Donner son sang est un acte courageux, simple et très louable. Offrir son sang à une personne malade équivaut à lui offrir la vie. Ce qui est lamentable c’est que certains pensent que la plupart du sang donné n’est pas utilisé à bon escient. Quant aux autres, ils ont peur de se retrouver sur un lit d’hôpital après un don de sang. Ils sont très septiques. Pourquoi, en cherchant à sauver une vie, on perd la sienne ? En effet, après quelques goûtes de sang perdues lors d’une hémorragie, certaines personnes souffrent énormément. Mais chez les plus fanatiques, c’est la crainte d’alimenter le corps d’un « faux type » qui les pousse à refuser leur sang. Quelle imagination !

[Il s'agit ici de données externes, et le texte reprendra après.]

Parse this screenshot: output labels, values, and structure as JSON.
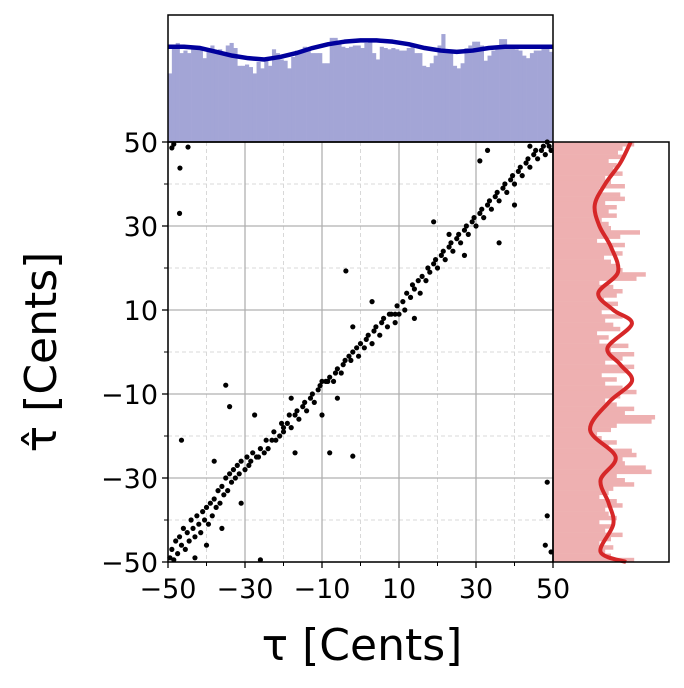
{
  "chart_data": [
    {
      "type": "scatter",
      "xlabel": "τ [Cents]",
      "ylabel": "τ̂ [Cents]",
      "xlim": [
        -50,
        50
      ],
      "ylim": [
        -50,
        50
      ],
      "xticks": [
        "−50",
        "−30",
        "−10",
        "10",
        "30",
        "50"
      ],
      "yticks": [
        "−50",
        "−30",
        "−10",
        "10",
        "30",
        "50"
      ],
      "xtick_values": [
        -50,
        -30,
        -10,
        10,
        30,
        50
      ],
      "ytick_values": [
        -50,
        -30,
        -10,
        10,
        30,
        50
      ],
      "grid": {
        "major": "solid",
        "minor": "dashed",
        "minor_values": [
          -40,
          -20,
          0,
          20,
          40
        ]
      },
      "color": "#000000",
      "points": [
        [
          -49.5,
          -49
        ],
        [
          -49,
          -47
        ],
        [
          -48.5,
          -49.5
        ],
        [
          -48,
          -45
        ],
        [
          -47.5,
          -48
        ],
        [
          -47,
          -44
        ],
        [
          -46.5,
          -46
        ],
        [
          -46,
          -42
        ],
        [
          -45.5,
          -47
        ],
        [
          -45,
          -43
        ],
        [
          -44.5,
          -45
        ],
        [
          -44,
          -40
        ],
        [
          -43.5,
          -42
        ],
        [
          -43,
          -44
        ],
        [
          -42.5,
          -39
        ],
        [
          -42,
          -41
        ],
        [
          -41.5,
          -43
        ],
        [
          -41,
          -38
        ],
        [
          -40.5,
          -40
        ],
        [
          -40,
          -37
        ],
        [
          -39.5,
          -41
        ],
        [
          -39,
          -36
        ],
        [
          -38.5,
          -39
        ],
        [
          -38,
          -35
        ],
        [
          -37.5,
          -37
        ],
        [
          -37,
          -33
        ],
        [
          -36.5,
          -36
        ],
        [
          -36,
          -32
        ],
        [
          -35.5,
          -34
        ],
        [
          -35,
          -30
        ],
        [
          -34.5,
          -33
        ],
        [
          -34,
          -29
        ],
        [
          -33.5,
          -31
        ],
        [
          -33,
          -28
        ],
        [
          -32.5,
          -30
        ],
        [
          -32,
          -27
        ],
        [
          -31.5,
          -29
        ],
        [
          -31,
          -26
        ],
        [
          -30,
          -28
        ],
        [
          -29.5,
          -25
        ],
        [
          -29,
          -27
        ],
        [
          -28.5,
          -26
        ],
        [
          -28,
          -24
        ],
        [
          -27,
          -25
        ],
        [
          -26.5,
          -25
        ],
        [
          -26,
          -23
        ],
        [
          -25,
          -24
        ],
        [
          -24.5,
          -21
        ],
        [
          -24,
          -23
        ],
        [
          -23,
          -21
        ],
        [
          -22.5,
          -19
        ],
        [
          -22,
          -21
        ],
        [
          -21,
          -20
        ],
        [
          -20.5,
          -17
        ],
        [
          -20,
          -19
        ],
        [
          -19,
          -17
        ],
        [
          -18.5,
          -15
        ],
        [
          -18,
          -18
        ],
        [
          -17,
          -15
        ],
        [
          -16.5,
          -14
        ],
        [
          -16,
          -16
        ],
        [
          -15,
          -13
        ],
        [
          -14.5,
          -12
        ],
        [
          -14,
          -14
        ],
        [
          -13,
          -11
        ],
        [
          -12.5,
          -10
        ],
        [
          -12,
          -12
        ],
        [
          -11,
          -9
        ],
        [
          -10.5,
          -8
        ],
        [
          -10,
          -7
        ],
        [
          -9,
          -7
        ],
        [
          -8.5,
          -7
        ],
        [
          -8,
          -6
        ],
        [
          -7,
          -7
        ],
        [
          -6.5,
          -5
        ],
        [
          -6,
          -4
        ],
        [
          -5,
          -5
        ],
        [
          -4.5,
          -3
        ],
        [
          -4,
          -2
        ],
        [
          -3,
          -1
        ],
        [
          -2.5,
          -2
        ],
        [
          -2,
          0
        ],
        [
          -1,
          1
        ],
        [
          -0.5,
          -1
        ],
        [
          0,
          2
        ],
        [
          1,
          1
        ],
        [
          1.5,
          3
        ],
        [
          2,
          4
        ],
        [
          3,
          2
        ],
        [
          3.5,
          5
        ],
        [
          4,
          6
        ],
        [
          5,
          4
        ],
        [
          5.5,
          7
        ],
        [
          6,
          8
        ],
        [
          7,
          6
        ],
        [
          7.5,
          9
        ],
        [
          8,
          9
        ],
        [
          9,
          9
        ],
        [
          9.5,
          11
        ],
        [
          10,
          9
        ],
        [
          11,
          12
        ],
        [
          11.5,
          10
        ],
        [
          12,
          14
        ],
        [
          13,
          13
        ],
        [
          13.5,
          16
        ],
        [
          14,
          15
        ],
        [
          15,
          17
        ],
        [
          15.5,
          14
        ],
        [
          16,
          18
        ],
        [
          17,
          17
        ],
        [
          17.5,
          20
        ],
        [
          18,
          19
        ],
        [
          19,
          21
        ],
        [
          19.5,
          22
        ],
        [
          20,
          20
        ],
        [
          21,
          23
        ],
        [
          21.5,
          24
        ],
        [
          22,
          22
        ],
        [
          23,
          25
        ],
        [
          23.5,
          26
        ],
        [
          24,
          24
        ],
        [
          25,
          27
        ],
        [
          25.5,
          28
        ],
        [
          26,
          26
        ],
        [
          27,
          29
        ],
        [
          27.5,
          30
        ],
        [
          28,
          28
        ],
        [
          29,
          31
        ],
        [
          29.5,
          32
        ],
        [
          30,
          30
        ],
        [
          31,
          33
        ],
        [
          31.5,
          34
        ],
        [
          32,
          32
        ],
        [
          33,
          35
        ],
        [
          33.5,
          36
        ],
        [
          34,
          34
        ],
        [
          35,
          37
        ],
        [
          35.5,
          38
        ],
        [
          36,
          36
        ],
        [
          37,
          39
        ],
        [
          37.5,
          40
        ],
        [
          38,
          38
        ],
        [
          39,
          41
        ],
        [
          39.5,
          42
        ],
        [
          40,
          40
        ],
        [
          41,
          43
        ],
        [
          41.5,
          44
        ],
        [
          42,
          42
        ],
        [
          43,
          45
        ],
        [
          43.5,
          46
        ],
        [
          44,
          44
        ],
        [
          45,
          47
        ],
        [
          45.5,
          48
        ],
        [
          46,
          46
        ],
        [
          47,
          48
        ],
        [
          47.5,
          49
        ],
        [
          48,
          47
        ],
        [
          49,
          49
        ],
        [
          49.5,
          48
        ],
        [
          48.5,
          50
        ],
        [
          -49,
          48.6
        ],
        [
          -44.8,
          48.8
        ],
        [
          -47,
          33
        ],
        [
          -46.9,
          43.8
        ],
        [
          -48.5,
          49.5
        ],
        [
          -3.8,
          19.3
        ],
        [
          -35,
          -7.9
        ],
        [
          -8,
          -24
        ],
        [
          -2,
          -24.8
        ],
        [
          -46.5,
          -21
        ],
        [
          -38,
          -26
        ],
        [
          -34,
          -13
        ],
        [
          -27.5,
          -15
        ],
        [
          -26,
          -49.5
        ],
        [
          33,
          48
        ],
        [
          31,
          45.5
        ],
        [
          19,
          31
        ],
        [
          23,
          28
        ],
        [
          36,
          26
        ],
        [
          48.5,
          -31
        ],
        [
          48.5,
          -39
        ],
        [
          48,
          -46
        ],
        [
          49.5,
          -47.6
        ],
        [
          -20,
          -18
        ],
        [
          -17,
          -24
        ],
        [
          -10,
          -15
        ],
        [
          9,
          7
        ],
        [
          14,
          8
        ],
        [
          3,
          12
        ],
        [
          -43,
          -49
        ],
        [
          -40,
          -46
        ],
        [
          -36,
          -42
        ],
        [
          -31,
          -36
        ],
        [
          -18,
          -11
        ],
        [
          -6,
          -11
        ],
        [
          27,
          23
        ],
        [
          40,
          35
        ],
        [
          44,
          49
        ],
        [
          -2,
          6
        ]
      ]
    },
    {
      "type": "bar",
      "orientation": "vertical",
      "position": "top-marginal",
      "color": "#a3a5d6",
      "kde_color": "#00009c",
      "ylim": [
        0,
        100
      ],
      "bin_range": [
        -50,
        50
      ],
      "values": [
        54,
        76,
        78,
        70,
        72,
        70,
        75,
        73,
        74,
        66,
        73,
        76,
        72,
        73,
        70,
        76,
        78,
        74,
        60,
        60,
        61,
        59,
        54,
        63,
        58,
        65,
        60,
        73,
        70,
        65,
        64,
        58,
        67,
        72,
        70,
        75,
        73,
        70,
        70,
        70,
        62,
        62,
        82,
        82,
        77,
        75,
        74,
        75,
        76,
        76,
        74,
        78,
        80,
        70,
        65,
        75,
        74,
        73,
        74,
        73,
        72,
        72,
        74,
        77,
        70,
        70,
        60,
        59,
        62,
        68,
        76,
        85,
        72,
        72,
        60,
        58,
        62,
        74,
        76,
        79,
        79,
        76,
        64,
        68,
        72,
        75,
        81,
        81,
        74,
        74,
        73,
        72,
        68,
        66,
        70,
        72,
        72,
        76,
        74,
        71
      ],
      "kde": [
        75,
        75,
        74,
        71,
        68,
        66,
        65,
        67,
        70,
        74,
        77,
        79,
        80,
        80,
        79,
        77,
        74,
        72,
        71,
        72,
        74,
        75,
        75,
        75,
        75
      ]
    },
    {
      "type": "bar",
      "orientation": "horizontal",
      "position": "right-marginal",
      "color": "#eeb0b1",
      "kde_color": "#d62728",
      "xlim": [
        0,
        100
      ],
      "bin_range": [
        -50,
        50
      ],
      "values": [
        70,
        50,
        45,
        52,
        40,
        50,
        60,
        45,
        52,
        40,
        55,
        48,
        45,
        60,
        55,
        40,
        48,
        52,
        70,
        62,
        55,
        85,
        80,
        62,
        60,
        72,
        68,
        48,
        55,
        42,
        38,
        50,
        55,
        85,
        88,
        62,
        70,
        55,
        45,
        58,
        72,
        60,
        45,
        55,
        42,
        65,
        70,
        45,
        60,
        70,
        50,
        65,
        40,
        48,
        38,
        58,
        52,
        45,
        60,
        42,
        50,
        56,
        44,
        55,
        60,
        52,
        40,
        72,
        80,
        60,
        56,
        50,
        44,
        60,
        50,
        62,
        38,
        58,
        75,
        50,
        48,
        42,
        55,
        48,
        55,
        45,
        62,
        58,
        40,
        62,
        50,
        45,
        60,
        52,
        55,
        48,
        62,
        56,
        60,
        70
      ],
      "kde_tau": [
        50,
        45,
        40,
        35,
        30,
        25,
        19,
        14,
        10,
        6.7,
        1,
        -3,
        -7,
        -12,
        -18.6,
        -25,
        -30.5,
        -36,
        -41,
        -47.6,
        -50
      ],
      "kde": [
        67,
        58,
        45,
        36,
        40,
        50,
        56,
        39,
        52,
        68,
        47,
        58,
        68,
        48,
        32,
        54,
        41,
        48,
        52,
        41,
        63
      ]
    }
  ]
}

Les populations sont tellement mal informées sur la question qu’elles peuvent tout vous offrir, sauf le sang. Toutefois, Ibrahim Maikaka, docteur en santé de la reproduction, affirme que le don de sang est sans risques si les conditions générales sont respectées : être en bonne santé ; être âgé d’au moins 18 ans. Pour les femmes, ne pas être enceinte ou en période d’allaitement. Aussi il faut respecter le délai, qui est de 03 mois pour les hommes et de 04 mois pour les femmes.

A Tahoua, la saison des pluies s’annonce. Cette période est porteuse de beaucoup de maladies, surtout le paludisme. Chez les enfants, il provoque l’éclatement des globules rouges (hémolyse) entraînant une anémie. Sans transfusion sanguine, l’enfant peut mourir. Une forte demande de sang, chez les personnes hospitalisées, amoindrit la banque de sang. Ainsi, les parents de malades sont parfois obligés d’avoir recours aux parents, amis et connaissances pour sauver la vie de leur malade. C’est aussi une occasion, pour certains, de se faire de l’argent. Des accompagnateurs de malades, qui ne connaissent personne en ville et qui n’ont pas trouvé de donneur volontaire, négocient avec des « vendeurs » qui rodent tout autour des centres médicaux. Si dans d’autres pays, les gens vendent des parties de leurs corps, chez nous au Niger, c’est le sang qui est vendu. Un sachet de sang se négocie entre 5 000 à 10 000 francs CFA. La santé n’a pas de prix. Il faut reconnaître enfin que c’est la recherche du gain facile qui pousse ces jeunes à s’impliquer dans ce type de trafic. Chez le laborantin, c’est une affaire de 10 minutes et tu as ton billet en poche.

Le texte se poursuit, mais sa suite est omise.